Industry: Supply Chain

Knowledge graphs for supply chain.

Supply chain knowledge graphs that quantify recall exposure in hours instead of weeks, surface tier 3 concentration risks invisible to procurement dashboards, and give ESG reports fact level lineage back to supplier disclosures. Multi tier visibility, sanctions screening, and grounded buyer assistants on GS1, GDSN, and SCOR.

Your supply chain is a graph. Your tools are treating it like a spreadsheet.

Direct Supplier Visibility Isn't Enough Anymore

Every disruption of the last five years (from pandemic port closures to single supplier semiconductor shocks) exposed the same gap: enterprises can see their direct suppliers, but cannot walk beyond them. When a tier 3 supplier goes offline, procurement finds out from the news.

A Graph Turns the Network Into Queries

A knowledge graph fixes this at the data layer. Suppliers, parts, products, shipments, tariffs, sanctions, and ESG disclosures all become nodes and edges. Recall exposure that took weeks to reconstruct takes seconds. Concentration risks that lived in a supply chain analyst's head become queries anyone can run.

Why AI Assistants Compound the Value

Once the graph exists, planners and buyers get grounded assistants: answers about supplier alternatives, past PO history, or ESG exposures cite the specific supplier scorecard or contract clause the answer came from. Same substrate, different retrieval layer.

Six proven supply chain use cases

01

Multi tier supplier visibility

Model your extended supply network (direct suppliers, their suppliers, and beyond) as a graph. Answer 'which of my products depend on a single tier 3 source' before that supplier disrupts.

  • Discover tier 2 and tier 3 concentration risks invisible to procurement dashboards
  • Map dual source and single source status at part level, not just supplier level
  • Faster response when a geopolitical or ESG event hits a specific region

02

Part to recall traversal

When a component is recalled, trace it through every product, batch, and customer shipment in seconds: not the weeks a spreadsheet reconciliation takes.

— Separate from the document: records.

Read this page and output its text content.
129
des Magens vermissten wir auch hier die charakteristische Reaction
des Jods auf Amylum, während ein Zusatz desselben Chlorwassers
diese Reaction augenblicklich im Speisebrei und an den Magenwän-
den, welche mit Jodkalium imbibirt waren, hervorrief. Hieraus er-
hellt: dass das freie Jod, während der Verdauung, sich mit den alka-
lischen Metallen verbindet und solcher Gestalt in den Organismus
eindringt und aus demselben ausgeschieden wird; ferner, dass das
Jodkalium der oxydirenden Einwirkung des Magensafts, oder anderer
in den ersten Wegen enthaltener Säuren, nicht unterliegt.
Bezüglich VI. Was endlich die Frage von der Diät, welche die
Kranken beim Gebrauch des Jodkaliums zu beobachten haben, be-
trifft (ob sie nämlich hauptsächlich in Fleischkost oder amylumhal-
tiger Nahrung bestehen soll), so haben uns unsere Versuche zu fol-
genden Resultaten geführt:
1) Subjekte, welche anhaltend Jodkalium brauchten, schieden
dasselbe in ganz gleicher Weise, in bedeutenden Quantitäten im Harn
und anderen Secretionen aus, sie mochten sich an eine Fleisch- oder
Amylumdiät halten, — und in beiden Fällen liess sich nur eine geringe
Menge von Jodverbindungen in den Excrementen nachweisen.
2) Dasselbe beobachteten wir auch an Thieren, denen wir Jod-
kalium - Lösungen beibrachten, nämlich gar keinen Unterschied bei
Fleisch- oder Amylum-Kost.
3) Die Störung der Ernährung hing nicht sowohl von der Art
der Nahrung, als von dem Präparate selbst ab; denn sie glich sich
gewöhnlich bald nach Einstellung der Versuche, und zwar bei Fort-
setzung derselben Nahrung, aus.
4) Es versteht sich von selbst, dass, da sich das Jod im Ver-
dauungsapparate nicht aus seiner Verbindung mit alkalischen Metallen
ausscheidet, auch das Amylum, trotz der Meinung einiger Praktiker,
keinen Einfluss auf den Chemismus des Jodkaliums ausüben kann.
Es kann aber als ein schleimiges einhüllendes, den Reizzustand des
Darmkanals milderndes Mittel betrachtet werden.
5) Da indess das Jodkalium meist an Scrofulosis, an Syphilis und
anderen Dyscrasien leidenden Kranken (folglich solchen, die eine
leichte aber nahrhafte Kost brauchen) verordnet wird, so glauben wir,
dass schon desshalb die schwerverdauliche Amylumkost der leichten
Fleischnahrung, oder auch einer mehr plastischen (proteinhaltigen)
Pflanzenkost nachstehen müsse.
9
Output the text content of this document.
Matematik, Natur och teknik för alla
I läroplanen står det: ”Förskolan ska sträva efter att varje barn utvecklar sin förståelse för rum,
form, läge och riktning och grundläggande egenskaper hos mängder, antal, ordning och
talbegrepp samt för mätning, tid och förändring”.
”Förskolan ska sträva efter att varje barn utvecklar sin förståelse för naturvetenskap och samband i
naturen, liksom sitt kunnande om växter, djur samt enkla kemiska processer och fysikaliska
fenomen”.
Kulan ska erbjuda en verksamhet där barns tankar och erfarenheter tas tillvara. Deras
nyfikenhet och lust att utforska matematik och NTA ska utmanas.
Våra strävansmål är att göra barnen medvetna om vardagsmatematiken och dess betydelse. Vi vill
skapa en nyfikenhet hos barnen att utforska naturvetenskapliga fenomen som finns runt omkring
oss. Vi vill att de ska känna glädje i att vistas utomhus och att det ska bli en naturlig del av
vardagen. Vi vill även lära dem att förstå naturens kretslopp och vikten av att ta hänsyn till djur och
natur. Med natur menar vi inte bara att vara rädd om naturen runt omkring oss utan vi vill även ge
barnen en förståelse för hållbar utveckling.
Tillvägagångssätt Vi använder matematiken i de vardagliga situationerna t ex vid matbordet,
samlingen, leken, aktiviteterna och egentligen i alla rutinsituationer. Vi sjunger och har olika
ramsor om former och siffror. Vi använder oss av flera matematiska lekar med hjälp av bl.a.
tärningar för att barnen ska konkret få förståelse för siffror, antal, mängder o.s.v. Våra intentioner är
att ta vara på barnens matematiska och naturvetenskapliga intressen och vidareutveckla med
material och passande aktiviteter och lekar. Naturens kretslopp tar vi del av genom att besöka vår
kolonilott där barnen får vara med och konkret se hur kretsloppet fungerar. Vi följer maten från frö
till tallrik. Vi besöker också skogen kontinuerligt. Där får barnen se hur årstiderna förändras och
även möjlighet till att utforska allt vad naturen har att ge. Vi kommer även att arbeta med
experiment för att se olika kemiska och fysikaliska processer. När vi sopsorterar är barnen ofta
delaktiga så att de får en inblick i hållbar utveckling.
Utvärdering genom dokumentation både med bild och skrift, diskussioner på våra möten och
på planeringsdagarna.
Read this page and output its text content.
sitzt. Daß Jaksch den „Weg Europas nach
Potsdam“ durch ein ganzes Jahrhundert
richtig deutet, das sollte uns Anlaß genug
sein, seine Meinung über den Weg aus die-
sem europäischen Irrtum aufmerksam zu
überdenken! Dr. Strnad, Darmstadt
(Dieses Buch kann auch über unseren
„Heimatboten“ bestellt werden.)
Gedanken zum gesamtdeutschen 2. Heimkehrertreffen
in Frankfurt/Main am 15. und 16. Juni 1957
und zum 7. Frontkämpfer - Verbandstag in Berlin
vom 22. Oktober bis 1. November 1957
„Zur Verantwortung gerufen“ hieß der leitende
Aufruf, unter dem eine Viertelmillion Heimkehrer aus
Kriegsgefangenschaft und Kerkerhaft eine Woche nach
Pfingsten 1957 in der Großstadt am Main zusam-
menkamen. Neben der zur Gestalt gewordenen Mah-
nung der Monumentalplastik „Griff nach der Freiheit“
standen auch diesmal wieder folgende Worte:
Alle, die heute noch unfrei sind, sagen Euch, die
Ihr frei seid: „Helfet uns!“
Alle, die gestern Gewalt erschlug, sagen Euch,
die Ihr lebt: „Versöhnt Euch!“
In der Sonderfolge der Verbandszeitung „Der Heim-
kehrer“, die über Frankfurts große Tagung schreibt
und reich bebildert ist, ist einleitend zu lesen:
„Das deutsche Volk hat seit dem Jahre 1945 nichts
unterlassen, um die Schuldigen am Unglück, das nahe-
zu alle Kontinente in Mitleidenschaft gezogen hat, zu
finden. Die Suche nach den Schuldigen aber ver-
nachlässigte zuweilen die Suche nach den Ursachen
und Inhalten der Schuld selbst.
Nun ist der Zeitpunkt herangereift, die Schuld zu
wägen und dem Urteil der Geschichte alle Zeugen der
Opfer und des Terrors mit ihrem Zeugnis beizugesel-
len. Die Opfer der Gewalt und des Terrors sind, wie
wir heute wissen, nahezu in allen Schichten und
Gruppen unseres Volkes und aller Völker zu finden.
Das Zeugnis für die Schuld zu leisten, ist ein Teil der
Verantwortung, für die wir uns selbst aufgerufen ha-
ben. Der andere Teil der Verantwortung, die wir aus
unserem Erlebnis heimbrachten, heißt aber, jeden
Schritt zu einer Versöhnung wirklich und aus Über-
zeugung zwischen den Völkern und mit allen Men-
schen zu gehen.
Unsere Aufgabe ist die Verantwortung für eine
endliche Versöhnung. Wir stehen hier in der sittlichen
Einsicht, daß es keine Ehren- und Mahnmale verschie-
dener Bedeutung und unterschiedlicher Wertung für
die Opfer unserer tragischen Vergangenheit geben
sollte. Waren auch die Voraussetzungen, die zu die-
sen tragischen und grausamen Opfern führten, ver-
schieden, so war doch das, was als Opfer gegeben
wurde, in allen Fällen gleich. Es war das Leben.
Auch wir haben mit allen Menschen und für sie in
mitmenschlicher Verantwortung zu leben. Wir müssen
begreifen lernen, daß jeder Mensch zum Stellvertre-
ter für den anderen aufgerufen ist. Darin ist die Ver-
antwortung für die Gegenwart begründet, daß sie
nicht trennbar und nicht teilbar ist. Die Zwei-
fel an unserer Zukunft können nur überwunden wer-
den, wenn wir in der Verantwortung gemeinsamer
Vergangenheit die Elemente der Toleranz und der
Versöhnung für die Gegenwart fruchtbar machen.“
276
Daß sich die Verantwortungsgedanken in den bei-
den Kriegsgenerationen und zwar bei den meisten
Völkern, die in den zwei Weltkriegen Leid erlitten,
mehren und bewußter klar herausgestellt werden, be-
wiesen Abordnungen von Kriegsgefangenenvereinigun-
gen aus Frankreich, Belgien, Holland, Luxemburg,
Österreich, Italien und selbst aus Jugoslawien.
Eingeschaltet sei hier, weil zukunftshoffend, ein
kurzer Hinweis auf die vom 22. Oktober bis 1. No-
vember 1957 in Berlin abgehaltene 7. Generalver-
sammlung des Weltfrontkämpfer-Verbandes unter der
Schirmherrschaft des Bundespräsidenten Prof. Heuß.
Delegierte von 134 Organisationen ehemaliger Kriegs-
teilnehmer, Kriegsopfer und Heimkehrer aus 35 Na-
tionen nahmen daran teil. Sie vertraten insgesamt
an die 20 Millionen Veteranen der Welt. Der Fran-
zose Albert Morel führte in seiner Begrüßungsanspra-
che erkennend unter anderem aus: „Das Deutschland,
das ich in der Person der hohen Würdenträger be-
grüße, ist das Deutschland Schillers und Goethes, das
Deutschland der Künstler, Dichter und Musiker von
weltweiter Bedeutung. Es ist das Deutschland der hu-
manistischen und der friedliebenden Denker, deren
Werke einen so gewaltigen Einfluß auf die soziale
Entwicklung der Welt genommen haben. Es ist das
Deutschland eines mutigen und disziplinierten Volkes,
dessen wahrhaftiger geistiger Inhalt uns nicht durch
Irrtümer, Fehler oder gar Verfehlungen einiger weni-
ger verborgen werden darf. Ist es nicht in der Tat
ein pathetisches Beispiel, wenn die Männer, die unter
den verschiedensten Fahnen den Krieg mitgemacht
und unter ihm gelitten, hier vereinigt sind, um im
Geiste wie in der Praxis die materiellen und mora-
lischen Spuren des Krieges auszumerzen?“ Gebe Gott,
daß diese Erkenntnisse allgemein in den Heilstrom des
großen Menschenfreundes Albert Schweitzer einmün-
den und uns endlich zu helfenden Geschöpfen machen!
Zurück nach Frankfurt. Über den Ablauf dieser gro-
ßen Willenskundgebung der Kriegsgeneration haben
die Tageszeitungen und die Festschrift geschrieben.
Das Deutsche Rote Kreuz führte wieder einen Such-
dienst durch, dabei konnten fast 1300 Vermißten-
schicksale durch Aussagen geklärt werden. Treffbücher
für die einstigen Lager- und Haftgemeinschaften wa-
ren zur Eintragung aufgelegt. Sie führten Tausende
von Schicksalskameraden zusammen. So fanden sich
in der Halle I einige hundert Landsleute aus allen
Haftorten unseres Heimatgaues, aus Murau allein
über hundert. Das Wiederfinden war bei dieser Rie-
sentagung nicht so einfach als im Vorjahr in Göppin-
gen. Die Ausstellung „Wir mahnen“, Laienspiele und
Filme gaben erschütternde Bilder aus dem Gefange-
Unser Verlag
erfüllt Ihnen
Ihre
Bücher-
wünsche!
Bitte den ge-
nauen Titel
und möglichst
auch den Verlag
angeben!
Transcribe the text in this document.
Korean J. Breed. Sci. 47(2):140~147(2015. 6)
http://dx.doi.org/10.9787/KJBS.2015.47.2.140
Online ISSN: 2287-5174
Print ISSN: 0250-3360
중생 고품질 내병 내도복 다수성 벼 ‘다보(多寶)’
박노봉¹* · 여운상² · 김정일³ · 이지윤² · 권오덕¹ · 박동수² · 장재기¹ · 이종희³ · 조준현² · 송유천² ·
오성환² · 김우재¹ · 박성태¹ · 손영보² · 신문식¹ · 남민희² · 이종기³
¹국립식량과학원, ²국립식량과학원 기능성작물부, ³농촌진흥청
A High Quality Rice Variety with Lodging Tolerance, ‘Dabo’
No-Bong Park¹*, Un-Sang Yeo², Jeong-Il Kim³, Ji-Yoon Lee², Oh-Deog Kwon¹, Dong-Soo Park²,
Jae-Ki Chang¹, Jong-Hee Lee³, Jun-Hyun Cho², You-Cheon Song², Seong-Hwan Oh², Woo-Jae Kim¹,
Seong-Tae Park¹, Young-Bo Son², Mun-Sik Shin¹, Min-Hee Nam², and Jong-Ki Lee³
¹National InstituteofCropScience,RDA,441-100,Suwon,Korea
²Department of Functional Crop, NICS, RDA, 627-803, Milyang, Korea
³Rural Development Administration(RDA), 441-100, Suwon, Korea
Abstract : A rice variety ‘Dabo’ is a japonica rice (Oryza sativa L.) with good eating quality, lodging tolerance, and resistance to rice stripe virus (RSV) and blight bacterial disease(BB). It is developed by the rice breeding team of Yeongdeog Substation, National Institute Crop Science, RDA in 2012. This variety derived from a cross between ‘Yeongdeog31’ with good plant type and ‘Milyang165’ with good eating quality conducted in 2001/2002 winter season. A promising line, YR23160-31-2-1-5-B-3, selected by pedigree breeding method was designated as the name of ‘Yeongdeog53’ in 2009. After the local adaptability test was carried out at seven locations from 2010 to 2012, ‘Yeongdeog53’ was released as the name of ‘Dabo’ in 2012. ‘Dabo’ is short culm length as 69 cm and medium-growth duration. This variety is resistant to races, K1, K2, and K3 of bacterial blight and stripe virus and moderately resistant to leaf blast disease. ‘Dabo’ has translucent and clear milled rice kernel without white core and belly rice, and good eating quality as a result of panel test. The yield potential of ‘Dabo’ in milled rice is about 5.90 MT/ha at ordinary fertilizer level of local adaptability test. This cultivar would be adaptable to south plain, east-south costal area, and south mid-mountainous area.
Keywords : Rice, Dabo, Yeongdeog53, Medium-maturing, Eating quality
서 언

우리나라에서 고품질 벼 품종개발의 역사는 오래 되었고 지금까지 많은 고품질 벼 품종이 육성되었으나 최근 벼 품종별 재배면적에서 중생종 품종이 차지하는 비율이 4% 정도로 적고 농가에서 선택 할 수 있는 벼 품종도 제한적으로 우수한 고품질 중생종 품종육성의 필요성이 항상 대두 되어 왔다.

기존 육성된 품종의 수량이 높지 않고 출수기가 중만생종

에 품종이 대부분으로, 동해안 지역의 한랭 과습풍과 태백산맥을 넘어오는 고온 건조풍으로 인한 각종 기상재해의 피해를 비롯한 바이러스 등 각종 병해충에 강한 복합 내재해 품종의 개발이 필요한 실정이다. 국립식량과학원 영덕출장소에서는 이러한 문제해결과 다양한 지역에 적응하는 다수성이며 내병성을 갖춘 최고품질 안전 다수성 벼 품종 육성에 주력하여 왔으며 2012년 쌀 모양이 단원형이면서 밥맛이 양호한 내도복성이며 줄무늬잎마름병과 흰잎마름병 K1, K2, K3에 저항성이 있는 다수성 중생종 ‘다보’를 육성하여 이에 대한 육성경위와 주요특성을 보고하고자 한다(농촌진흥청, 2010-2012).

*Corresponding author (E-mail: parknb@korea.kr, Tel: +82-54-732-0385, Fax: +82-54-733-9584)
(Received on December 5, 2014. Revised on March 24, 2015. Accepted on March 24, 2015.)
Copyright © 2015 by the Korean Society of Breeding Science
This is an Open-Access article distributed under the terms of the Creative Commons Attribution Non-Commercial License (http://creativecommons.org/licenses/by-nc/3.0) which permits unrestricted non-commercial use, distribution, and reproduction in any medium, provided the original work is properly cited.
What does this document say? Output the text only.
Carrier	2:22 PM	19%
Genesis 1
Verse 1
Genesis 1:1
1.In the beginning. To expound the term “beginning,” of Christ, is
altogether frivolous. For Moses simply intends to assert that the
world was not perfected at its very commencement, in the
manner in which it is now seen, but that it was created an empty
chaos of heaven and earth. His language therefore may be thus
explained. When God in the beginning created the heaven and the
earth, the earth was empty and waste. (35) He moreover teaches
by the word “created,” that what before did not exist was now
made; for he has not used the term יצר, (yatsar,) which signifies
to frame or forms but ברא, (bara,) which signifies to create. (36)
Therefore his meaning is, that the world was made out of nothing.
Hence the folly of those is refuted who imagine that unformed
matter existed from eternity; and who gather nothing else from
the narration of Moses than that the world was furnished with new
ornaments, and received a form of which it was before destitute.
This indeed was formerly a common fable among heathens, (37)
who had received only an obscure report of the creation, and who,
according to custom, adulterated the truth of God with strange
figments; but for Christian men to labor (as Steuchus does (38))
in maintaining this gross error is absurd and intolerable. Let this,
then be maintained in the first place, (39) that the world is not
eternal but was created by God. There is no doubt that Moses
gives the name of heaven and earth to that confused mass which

  • Recall exposure quantified in hours, not weeks
  • Downstream customer notifications generated from graph queries
  • Audit ready lineage for regulators and insurers

03

Sanctions and trade compliance screening

Transitive screening across suppliers, beneficial owners, and vessels catches indirect exposures that name only lists miss: critical under OFAC, EU sanctions, and export control regimes.

  • Catch shell company and beneficial ownership evasions
  • Continuous re screening as lists and ownership change
  • Explainable results: the exact path that triggered a flag

04

ESG and Scope 3 lineage

Emissions, labour, and provenance data attached to nodes and rolled up through the network. Every reported ESG figure links back to the specific supplier disclosures that fed it.

  • Defensible Scope 3 reporting against CSRD, SEC climate rules, and voluntary frameworks
  • Supplier level intervention prioritization based on graph impact
  • Buyer facing product level footprint queries

05

Demand signal propagation

A change in downstream demand or a disruption at one node propagates through the graph to show which suppliers and inventories are affected: before the ripple hits your production line.

  • Earlier detection of bullwhip effects
  • Automated re planning proposals grounded in real network topology
  • Better inventory position decisions

06

GraphRAG for buyer and planner assistants

Ground an LLM assistant in the supply chain graph plus contracts, SOPs, and supplier scorecards. Answers cite the specific supplier, contract clause, or purchase order they used.

  • Faster buyer research and RFQ preparation
  • Grounded answers to 'why is this order late' and 'what are our alternatives'
  • Reduced onboarding time for new planners

Frequently asked questions

How do you get multi tier data: suppliers don't share their suppliers.+

Combination of your direct data (POs, ASNs, contracts), supplier self disclosure programs, third party data providers (Interos, Everstream, Sayari, S&P), customs and bill of lading feeds, and inferred edges from public disclosures and news. The graph makes the inferred vs verified provenance of each edge explicit so you know how much to trust it.

How does this integrate with our ERP and PLM?+

We ingest from SAP, Oracle, Infor, Microsoft Dynamics, and PLM systems (Teamcenter, Windchill, Enovia) via standard connectors or change data capture. The graph is a semantic layer over them: nothing is replaced.

Which industry standards do you align to?+

GS1 (GTIN, GLN, SSCC), GDSN for master data, SCOR for process modelling, PLIB for parts libraries, and industry specific ontologies (IATA for cargo, GS1 Healthcare, IPC for electronics).

What about IoT and real time telemetry?+

Time series data lives in its native store (Timescale, InfluxDB); the graph holds the asset topology and references the time series ranges. Queries that mix 'which asset' with 'what happened when' hop between both.

What's a realistic first engagement?+

A 6 week multi tier visibility pilot over one product family with your existing direct supplier data plus one third party dataset is a common start. Recall traversal and ESG lineage are usually phase 2 once the underlying graph exists.